NEW YORK: US government officials plan to meet with executives from auto­makers and lithium miners in early May as part of a first-of-its-kind effort to launch a national electric vehicle supply chain strategy, according to three sources familiar with the matter.

While Volkswagen AG, Tesla Inc and other electric-focused automakers and battery manufacturers are expanding in the US and investing billions in new technology, they are reliant on mineral imports without a major push to develop more domestic mines and processing facilities.

China already dominates the electric vehicle supply chain. It produces nearly two-thirds of the world’s lithium-ion batteries — compared to five per cent for the US — and controls most of the world’s lithium processing facilities, according to data from Benchmark Mine­rals Intelligence, which tracks prices for lithium and other commodities.

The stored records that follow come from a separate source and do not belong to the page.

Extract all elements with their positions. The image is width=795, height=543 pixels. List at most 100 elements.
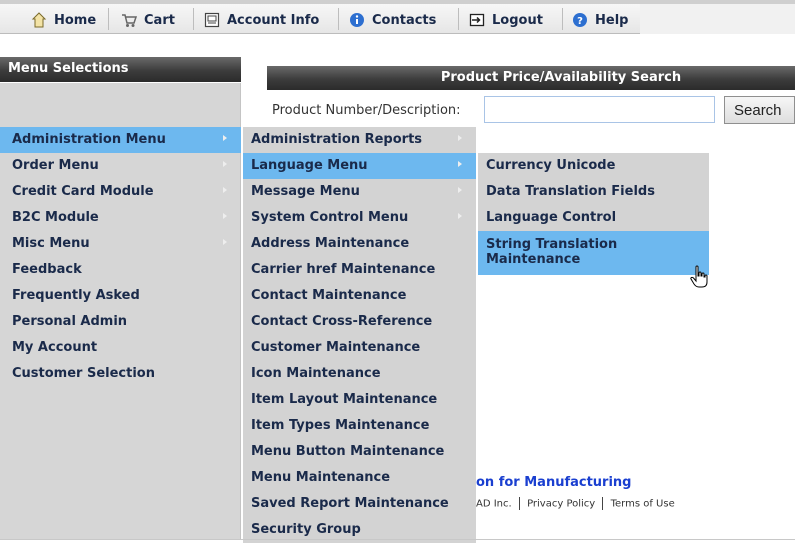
submenu-item-label: Language Menu [251,158,368,173]
chevron-right-icon [458,213,462,219]
footer-company: AD Inc. [476,498,512,510]
chevron-right-icon [223,213,227,219]
search-button[interactable]: Search [724,96,795,124]
submenu-item-label: Item Types Maintenance [251,418,430,433]
footer-title-link[interactable]: on for Manufacturing [476,475,632,490]
submenu-item-carrier-href-maintenance[interactable]: Carrier href Maintenance [243,257,476,283]
submenu-item-address-maintenance[interactable]: Address Maintenance [243,231,476,257]
toolbar-cart[interactable]: Cart [120,10,175,30]
submenu-item-label: Customer Maintenance [251,340,421,355]
language-submenu: Currency Unicode Data Translation Fields… [478,153,709,275]
sidebar-item-label: Feedback [12,262,82,277]
chevron-right-icon [223,187,227,193]
chevron-right-icon [458,161,462,167]
submenu-item-label: Contact Maintenance [251,288,407,303]
sidebar-item-customer-selection[interactable]: Customer Selection [0,361,241,387]
submenu-item-label: Saved Report Maintenance [251,496,449,511]
submenu-item-label: Currency Unicode [486,158,616,173]
chevron-right-icon [458,135,462,141]
toolbar-help-label: Help [595,12,629,28]
submenu-item-label: Administration Reports [251,132,423,147]
cart-icon [120,11,138,29]
toolbar-logout[interactable]: Logout [468,10,543,30]
submenu-item-label: String Translation Maintenance [486,237,618,267]
account-info-icon [203,11,221,29]
sidebar-item-label: Personal Admin [12,314,128,329]
toolbar-help[interactable]: ? Help [571,10,628,30]
sidebar-item-credit-card-module[interactable]: Credit Card Module [0,179,241,205]
submenu-item-label: Data Translation Fields [486,184,655,199]
top-toolbar: Home Cart Account Info Contacts Logout ?… [0,0,795,34]
footer-separator [518,497,520,510]
sidebar-item-my-account[interactable]: My Account [0,335,241,361]
terms-of-use-link[interactable]: Terms of Use [611,499,675,510]
submenu-item-menu-button-maintenance[interactable]: Menu Button Maintenance [243,439,476,465]
toolbar-contacts[interactable]: Contacts [348,10,436,30]
submenu-item-label: Item Layout Maintenance [251,392,438,407]
toolbar-contacts-label: Contacts [372,12,437,28]
hand-cursor-icon [690,265,708,289]
submenu-item-saved-report-maintenance[interactable]: Saved Report Maintenance [243,491,476,517]
search-label: Product Number/Description: [272,103,461,118]
toolbar-home-label: Home [54,12,97,28]
search-input[interactable] [484,96,715,123]
submenu-item-label: Language Control [486,210,617,225]
submenu-item-contact-maintenance[interactable]: Contact Maintenance [243,283,476,309]
sidebar-menu: Administration Menu Order Menu Credit Ca… [0,127,241,387]
toolbar-cart-label: Cart [144,12,175,28]
submenu-item-contact-cross-reference[interactable]: Contact Cross-Reference [243,309,476,335]
toolbar-home[interactable]: Home [30,10,96,30]
submenu-item-data-translation-fields[interactable]: Data Translation Fields [478,179,709,205]
submenu-item-label: Carrier href Maintenance [251,262,436,277]
menu-selections-header: Menu Selections [0,57,241,82]
contacts-info-icon [348,11,366,29]
chevron-right-icon [223,135,227,141]
toolbar-separator [108,8,109,30]
submenu-item-label: Menu Button Maintenance [251,444,445,459]
sidebar-item-misc-menu[interactable]: Misc Menu [0,231,241,257]
submenu-item-label: Security Group [251,522,361,537]
sidebar-item-b2c-module[interactable]: B2C Module [0,205,241,231]
submenu-item-customer-maintenance[interactable]: Customer Maintenance [243,335,476,361]
submenu-item-label: Contact Cross-Reference [251,314,433,329]
sidebar-item-administration-menu[interactable]: Administration Menu [0,127,241,153]
submenu-item-item-layout-maintenance[interactable]: Item Layout Maintenance [243,387,476,413]
sidebar-item-order-menu[interactable]: Order Menu [0,153,241,179]
privacy-policy-link[interactable]: Privacy Policy [527,499,595,510]
sidebar-item-label: My Account [12,340,98,355]
submenu-item-label: System Control Menu [251,210,409,225]
toolbar-account-info-label: Account Info [227,12,320,28]
chevron-right-icon [223,239,227,245]
submenu-item-language-control[interactable]: Language Control [478,205,709,231]
toolbar-separator [193,8,194,30]
submenu-item-item-types-maintenance[interactable]: Item Types Maintenance [243,413,476,439]
footer-separator [602,497,604,510]
toolbar-account-info[interactable]: Account Info [203,10,319,30]
submenu-item-menu-maintenance[interactable]: Menu Maintenance [243,465,476,491]
submenu-item-icon-maintenance[interactable]: Icon Maintenance [243,361,476,387]
sidebar-item-label: Credit Card Module [12,184,154,199]
svg-text:?: ? [577,16,583,27]
chevron-right-icon [223,161,227,167]
footer-links: AD Inc. Privacy Policy Terms of Use [476,497,675,510]
toolbar-logout-label: Logout [492,12,543,28]
submenu-item-language-menu[interactable]: Language Menu [243,153,476,179]
submenu-item-label: Address Maintenance [251,236,410,251]
sidebar-item-frequently-asked[interactable]: Frequently Asked [0,283,241,309]
submenu-item-administration-reports[interactable]: Administration Reports [243,127,476,153]
sidebar-item-label: Misc Menu [12,236,90,251]
sidebar-item-label: Order Menu [12,158,99,173]
sidebar-item-label: Administration Menu [12,132,166,147]
submenu-item-system-control-menu[interactable]: System Control Menu [243,205,476,231]
submenu-item-message-menu[interactable]: Message Menu [243,179,476,205]
submenu-item-string-translation-maintenance[interactable]: String Translation Maintenance [478,231,709,275]
bottom-divider [0,539,795,540]
logout-icon [468,11,486,29]
submenu-item-label: Menu Maintenance [251,470,391,485]
sidebar-item-feedback[interactable]: Feedback [0,257,241,283]
submenu-item-currency-unicode[interactable]: Currency Unicode [478,153,709,179]
home-icon [30,11,48,29]
sidebar-item-personal-admin[interactable]: Personal Admin [0,309,241,335]
submenu-item-label: Icon Maintenance [251,366,381,381]
product-search-header: Product Price/Availability Search [267,66,795,90]
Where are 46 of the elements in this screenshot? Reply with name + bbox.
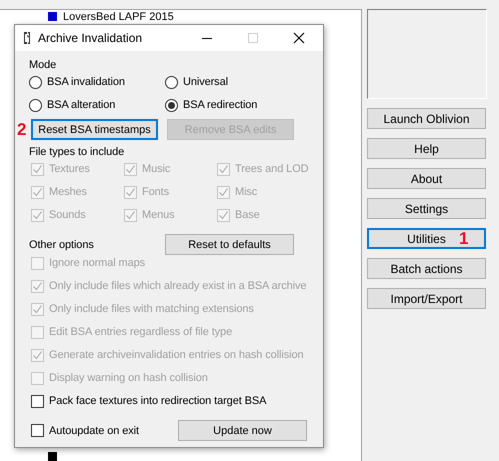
radio-label: Universal bbox=[183, 76, 228, 88]
list-item[interactable]: LoversBed LAPF 2015 bbox=[63, 10, 174, 22]
dialog-button[interactable]: Reset BSA timestamps bbox=[31, 119, 158, 140]
checkbox[interactable] bbox=[31, 424, 44, 437]
radio-label: BSA invalidation bbox=[47, 76, 125, 88]
radio-label: BSA alteration bbox=[47, 99, 116, 111]
checkbox-label: Edit BSA entries regardless of file type bbox=[49, 326, 232, 338]
checkbox[interactable] bbox=[31, 394, 44, 408]
checkbox-label: Display warning on hash collision bbox=[49, 372, 208, 384]
radio-button[interactable] bbox=[165, 98, 178, 112]
close-icon bbox=[293, 32, 305, 44]
side-button[interactable]: Help bbox=[367, 138, 486, 159]
annotation-number: 2 bbox=[17, 121, 26, 138]
checkbox-label: Pack face textures into redirection target BSA bbox=[49, 395, 266, 407]
checkbox-label: Fonts bbox=[142, 186, 170, 198]
checkbox-label: Misc bbox=[235, 186, 258, 198]
checkbox-label: Textures bbox=[49, 163, 90, 175]
section-label: Mode bbox=[29, 58, 58, 73]
checkbox-label: Sounds bbox=[49, 209, 86, 221]
checkbox-label: Base bbox=[235, 209, 260, 221]
radio-button[interactable] bbox=[29, 98, 42, 112]
checkbox-label: Generate archiveinvalidation entries on hash collision bbox=[49, 349, 304, 361]
maximize-icon bbox=[247, 32, 259, 44]
dialog-button[interactable]: Update now bbox=[178, 420, 307, 441]
checkbox-label: Menus bbox=[142, 209, 175, 221]
side-button[interactable]: Batch actions bbox=[367, 258, 486, 279]
app-icon bbox=[22, 31, 32, 45]
radio-button[interactable] bbox=[165, 76, 178, 88]
window-title: Archive Invalidation bbox=[38, 31, 144, 45]
section-label: Other options bbox=[29, 238, 94, 252]
side-button[interactable]: Import/Export bbox=[367, 288, 486, 309]
radio-label: BSA redirection bbox=[183, 99, 258, 111]
side-button[interactable]: Settings bbox=[367, 198, 486, 219]
checkbox-label: Ignore normal maps bbox=[49, 257, 146, 269]
side-button[interactable]: About bbox=[367, 168, 486, 189]
section-label: File types to include bbox=[29, 145, 126, 160]
checkbox-label: Only include files with matching extensions bbox=[49, 303, 254, 315]
checkbox-label: Music bbox=[142, 163, 170, 175]
checkbox-label: Trees and LOD bbox=[235, 163, 308, 175]
checkbox-label: Meshes bbox=[49, 186, 87, 198]
annotation-number: 1 bbox=[459, 230, 468, 247]
checkbox-label: Only include files which already exist in a BSA archive bbox=[49, 280, 306, 292]
radio-button[interactable] bbox=[29, 76, 42, 88]
side-button[interactable]: Launch Oblivion bbox=[367, 108, 486, 129]
checkbox-label: Autoupdate on exit bbox=[49, 424, 139, 436]
dialog-button[interactable]: Reset to defaults bbox=[165, 234, 294, 255]
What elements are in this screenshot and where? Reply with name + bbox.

US imports of lithium have nearly doubled since 2014 due in part to rising demand from Tesla, SK Innovation Co and others building battery plants in the country, according to the country’s Geological Survey.

“We need to find ways to more efficiently develop our nation’s domestic critical mineral supply because these resources are vital to both our national security and our economy,” North Dakota Senator John Ho­­even, a member of the Senate’s Energy and Natural Resources Committee, said in a statement to Reuters when asked about the meeting.

Hoeven and Senator Lisa Murkowski, chair of the Senate’s energy committee, have been invited to attend the meeting.